Why can’t a show like this be in a cool loft space somewhere in LA, or Austin, or San Francisco? Where is the media space for bloggers to blog and tweeters to tweet to the world what is happening at The Big Photo Show? Where were the celebrity photographers signing posters? Why was there no music pounding through the halls of the show to spike up the energy? Where was the creativity from some of the most creative companies in the world to at least try to appeal to the next generation of customers? Where were Nikon, Canon and Samsung? Is Los Angeles not a big enough market to appeal to for them?

PMA spent plenty of media dollars trying to attract people to this show—and again, I applaud their efforts. But why can’t the industry get together and bring new blood to a consumer show like this? Imagine if the marketing engines of the major players worked together to promote a new gathering of the future of imaging?

Our industry should be the owners of “The Future of Imaging.” We’re letting it get away from us, because of the cynicism that exists within our industry. It’s harder than ever to get the industry to work together. When the PMA trade show went bye-bye a few years ago, our industry lost its self-identity. We’ve been rolled into the consumer electronics industry, and we have become somewhat of a bit player. Yet, one billion pictures were uploaded to Facebook in the time it took me to write this. What’s wrong with this picture?

What do we need? New leadership? Fresh thinking? A common conversation that goes beyond just what’s good for your own company. Manufacturers and retailers working together? An industry that is willing to invest in ourselves to build something that’s cool, fun and relevant?

We have the technology. We have the products. But what we’re missing is the potential of bringing the full force of our industry to create a new, relevant, exciting space for imaging that will benefit us all.

As executive director of the PMDA, I plan to put this on our agenda. I urge other associations to do the same. 

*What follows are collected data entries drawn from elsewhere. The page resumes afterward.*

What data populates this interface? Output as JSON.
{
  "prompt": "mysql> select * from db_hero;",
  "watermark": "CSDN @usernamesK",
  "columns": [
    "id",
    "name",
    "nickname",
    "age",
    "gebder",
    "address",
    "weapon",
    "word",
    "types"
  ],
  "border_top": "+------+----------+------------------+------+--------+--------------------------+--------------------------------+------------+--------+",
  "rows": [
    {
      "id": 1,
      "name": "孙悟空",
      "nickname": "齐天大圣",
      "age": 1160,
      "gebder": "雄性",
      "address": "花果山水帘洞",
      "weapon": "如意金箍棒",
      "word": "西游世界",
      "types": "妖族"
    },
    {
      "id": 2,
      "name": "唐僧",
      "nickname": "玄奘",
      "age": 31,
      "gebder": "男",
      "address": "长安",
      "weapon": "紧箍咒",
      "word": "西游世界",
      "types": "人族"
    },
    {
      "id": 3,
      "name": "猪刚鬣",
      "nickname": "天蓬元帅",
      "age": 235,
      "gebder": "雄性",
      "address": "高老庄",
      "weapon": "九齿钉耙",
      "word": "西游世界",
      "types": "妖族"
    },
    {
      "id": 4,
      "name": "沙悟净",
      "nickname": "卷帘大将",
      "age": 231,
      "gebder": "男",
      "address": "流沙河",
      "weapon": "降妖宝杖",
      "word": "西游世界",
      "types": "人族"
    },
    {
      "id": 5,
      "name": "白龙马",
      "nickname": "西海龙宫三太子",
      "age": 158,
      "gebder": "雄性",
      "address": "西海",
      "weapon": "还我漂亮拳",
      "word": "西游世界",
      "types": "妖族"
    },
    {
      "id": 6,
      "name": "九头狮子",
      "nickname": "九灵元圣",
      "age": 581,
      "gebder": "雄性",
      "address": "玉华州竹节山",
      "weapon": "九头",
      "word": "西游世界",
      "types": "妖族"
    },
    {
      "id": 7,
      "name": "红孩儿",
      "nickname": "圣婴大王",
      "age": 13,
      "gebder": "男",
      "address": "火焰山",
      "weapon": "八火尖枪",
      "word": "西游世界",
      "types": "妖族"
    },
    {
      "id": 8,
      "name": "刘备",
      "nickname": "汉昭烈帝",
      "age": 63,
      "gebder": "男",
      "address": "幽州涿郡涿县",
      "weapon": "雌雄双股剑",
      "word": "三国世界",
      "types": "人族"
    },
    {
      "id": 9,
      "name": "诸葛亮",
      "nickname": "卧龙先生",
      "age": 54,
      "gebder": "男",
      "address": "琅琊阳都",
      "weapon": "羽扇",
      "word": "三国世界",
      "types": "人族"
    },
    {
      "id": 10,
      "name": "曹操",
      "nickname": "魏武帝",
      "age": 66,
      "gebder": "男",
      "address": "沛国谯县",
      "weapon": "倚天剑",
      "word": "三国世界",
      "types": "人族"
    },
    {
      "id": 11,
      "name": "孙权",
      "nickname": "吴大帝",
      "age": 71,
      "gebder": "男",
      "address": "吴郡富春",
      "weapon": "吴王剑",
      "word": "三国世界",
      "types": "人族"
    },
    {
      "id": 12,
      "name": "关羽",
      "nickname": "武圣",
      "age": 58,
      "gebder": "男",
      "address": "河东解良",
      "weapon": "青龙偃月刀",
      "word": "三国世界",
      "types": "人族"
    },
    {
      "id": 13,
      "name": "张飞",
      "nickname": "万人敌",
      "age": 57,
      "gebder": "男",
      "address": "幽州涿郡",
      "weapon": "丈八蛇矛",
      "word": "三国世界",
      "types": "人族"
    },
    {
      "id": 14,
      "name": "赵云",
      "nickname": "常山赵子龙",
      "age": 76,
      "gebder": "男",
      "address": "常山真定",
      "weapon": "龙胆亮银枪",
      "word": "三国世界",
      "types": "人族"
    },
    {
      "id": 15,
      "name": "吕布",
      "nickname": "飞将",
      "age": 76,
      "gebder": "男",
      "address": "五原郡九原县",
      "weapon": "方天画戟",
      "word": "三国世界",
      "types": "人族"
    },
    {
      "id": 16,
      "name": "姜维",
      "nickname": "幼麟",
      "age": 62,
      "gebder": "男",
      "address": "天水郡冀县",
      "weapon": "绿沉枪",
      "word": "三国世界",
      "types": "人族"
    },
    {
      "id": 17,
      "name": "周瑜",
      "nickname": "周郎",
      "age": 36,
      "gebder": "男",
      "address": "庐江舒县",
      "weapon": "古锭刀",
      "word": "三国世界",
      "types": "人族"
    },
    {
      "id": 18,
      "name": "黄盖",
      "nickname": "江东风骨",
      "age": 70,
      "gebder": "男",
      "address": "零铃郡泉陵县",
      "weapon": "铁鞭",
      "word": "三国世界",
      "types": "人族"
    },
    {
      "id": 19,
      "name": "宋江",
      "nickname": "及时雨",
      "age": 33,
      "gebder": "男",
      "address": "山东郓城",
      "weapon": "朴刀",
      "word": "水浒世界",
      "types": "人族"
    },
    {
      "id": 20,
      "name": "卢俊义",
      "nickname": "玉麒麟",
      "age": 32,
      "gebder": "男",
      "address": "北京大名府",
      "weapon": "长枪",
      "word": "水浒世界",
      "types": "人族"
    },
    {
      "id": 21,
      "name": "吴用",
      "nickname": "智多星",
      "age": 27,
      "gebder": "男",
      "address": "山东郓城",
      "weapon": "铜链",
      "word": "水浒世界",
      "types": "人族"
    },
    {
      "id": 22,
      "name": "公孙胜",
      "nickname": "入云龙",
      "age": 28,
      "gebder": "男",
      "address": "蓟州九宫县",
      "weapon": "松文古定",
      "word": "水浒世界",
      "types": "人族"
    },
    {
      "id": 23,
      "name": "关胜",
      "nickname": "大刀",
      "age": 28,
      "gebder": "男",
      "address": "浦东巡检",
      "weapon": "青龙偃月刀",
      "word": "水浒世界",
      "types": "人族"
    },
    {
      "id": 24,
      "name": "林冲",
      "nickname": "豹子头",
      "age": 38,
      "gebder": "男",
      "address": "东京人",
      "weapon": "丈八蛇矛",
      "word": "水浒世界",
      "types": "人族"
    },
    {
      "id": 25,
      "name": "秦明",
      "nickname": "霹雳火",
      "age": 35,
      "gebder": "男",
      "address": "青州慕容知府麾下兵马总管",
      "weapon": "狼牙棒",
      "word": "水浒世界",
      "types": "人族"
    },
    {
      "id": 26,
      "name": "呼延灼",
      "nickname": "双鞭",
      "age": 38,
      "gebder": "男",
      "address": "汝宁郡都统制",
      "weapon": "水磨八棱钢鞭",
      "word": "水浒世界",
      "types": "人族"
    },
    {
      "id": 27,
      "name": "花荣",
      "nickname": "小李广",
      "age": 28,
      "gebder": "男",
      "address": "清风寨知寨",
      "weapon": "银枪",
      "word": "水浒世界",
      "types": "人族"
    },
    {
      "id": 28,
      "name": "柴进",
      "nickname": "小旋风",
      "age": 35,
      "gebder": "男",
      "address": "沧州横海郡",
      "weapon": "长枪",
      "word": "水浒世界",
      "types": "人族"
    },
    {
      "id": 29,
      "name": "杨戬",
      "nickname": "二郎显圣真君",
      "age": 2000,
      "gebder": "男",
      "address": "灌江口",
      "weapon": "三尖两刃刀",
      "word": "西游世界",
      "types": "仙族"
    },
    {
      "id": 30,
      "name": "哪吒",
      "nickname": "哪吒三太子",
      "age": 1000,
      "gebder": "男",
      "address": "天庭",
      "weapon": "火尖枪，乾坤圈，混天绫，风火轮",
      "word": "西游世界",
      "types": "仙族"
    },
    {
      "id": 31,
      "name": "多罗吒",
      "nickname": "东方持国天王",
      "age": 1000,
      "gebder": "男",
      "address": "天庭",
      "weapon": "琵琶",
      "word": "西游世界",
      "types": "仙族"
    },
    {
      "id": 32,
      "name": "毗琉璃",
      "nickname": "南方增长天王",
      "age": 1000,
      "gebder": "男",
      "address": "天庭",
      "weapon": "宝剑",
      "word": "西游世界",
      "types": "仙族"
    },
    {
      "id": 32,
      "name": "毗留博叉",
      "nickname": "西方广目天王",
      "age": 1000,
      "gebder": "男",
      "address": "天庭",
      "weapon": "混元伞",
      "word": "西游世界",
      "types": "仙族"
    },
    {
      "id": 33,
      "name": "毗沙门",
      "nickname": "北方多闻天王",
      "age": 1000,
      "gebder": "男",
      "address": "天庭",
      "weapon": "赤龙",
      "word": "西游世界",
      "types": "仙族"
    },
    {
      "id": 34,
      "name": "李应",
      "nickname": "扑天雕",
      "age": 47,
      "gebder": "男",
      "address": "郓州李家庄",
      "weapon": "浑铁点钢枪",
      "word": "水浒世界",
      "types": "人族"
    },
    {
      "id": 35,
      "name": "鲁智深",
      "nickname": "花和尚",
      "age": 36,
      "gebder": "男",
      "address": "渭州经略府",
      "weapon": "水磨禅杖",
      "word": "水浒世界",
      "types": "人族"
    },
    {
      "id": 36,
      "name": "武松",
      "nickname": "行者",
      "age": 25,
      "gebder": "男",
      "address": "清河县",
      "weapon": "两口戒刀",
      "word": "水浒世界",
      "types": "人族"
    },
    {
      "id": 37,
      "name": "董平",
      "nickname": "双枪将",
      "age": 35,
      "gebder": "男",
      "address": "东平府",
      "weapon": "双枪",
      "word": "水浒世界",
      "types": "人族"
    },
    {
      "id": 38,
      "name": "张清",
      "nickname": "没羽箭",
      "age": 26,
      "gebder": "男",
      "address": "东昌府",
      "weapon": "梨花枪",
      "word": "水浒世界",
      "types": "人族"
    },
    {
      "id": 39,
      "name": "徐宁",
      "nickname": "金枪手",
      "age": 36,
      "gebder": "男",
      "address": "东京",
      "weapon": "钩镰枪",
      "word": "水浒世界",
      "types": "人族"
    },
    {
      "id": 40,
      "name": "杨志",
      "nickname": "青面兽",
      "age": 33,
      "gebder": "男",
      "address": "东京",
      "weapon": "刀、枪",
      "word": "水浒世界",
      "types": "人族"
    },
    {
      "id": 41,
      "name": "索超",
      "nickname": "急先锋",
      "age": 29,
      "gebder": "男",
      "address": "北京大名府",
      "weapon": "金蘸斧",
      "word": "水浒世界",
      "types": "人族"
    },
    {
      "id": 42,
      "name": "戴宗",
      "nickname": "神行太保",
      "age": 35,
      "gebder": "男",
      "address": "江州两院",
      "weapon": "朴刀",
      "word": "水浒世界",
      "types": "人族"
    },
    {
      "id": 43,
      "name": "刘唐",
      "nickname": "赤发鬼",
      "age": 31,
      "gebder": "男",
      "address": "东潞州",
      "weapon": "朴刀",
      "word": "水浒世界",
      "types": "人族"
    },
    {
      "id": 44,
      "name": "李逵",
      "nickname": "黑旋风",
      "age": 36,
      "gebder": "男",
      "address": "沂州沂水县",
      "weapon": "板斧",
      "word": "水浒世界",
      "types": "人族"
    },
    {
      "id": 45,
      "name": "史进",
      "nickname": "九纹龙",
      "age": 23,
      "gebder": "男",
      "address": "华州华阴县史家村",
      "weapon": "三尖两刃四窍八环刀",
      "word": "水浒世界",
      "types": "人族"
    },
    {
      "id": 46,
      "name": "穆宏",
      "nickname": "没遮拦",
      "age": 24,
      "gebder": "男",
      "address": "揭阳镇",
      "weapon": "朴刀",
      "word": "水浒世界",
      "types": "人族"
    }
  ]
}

There should be a next The Big Photo Show. And it should be bigger, younger, more exciting and more relevant. Not just more pipes and drapes. It should be the blueprint for future consumer events. Exhibitors should take a lesson out of the old PMA playbook, when they spent their money to build their brands. And the industry should get behind it to see whether shows like this, where we work together as an industry, can help us own our rightful place of dominance in the imaging space.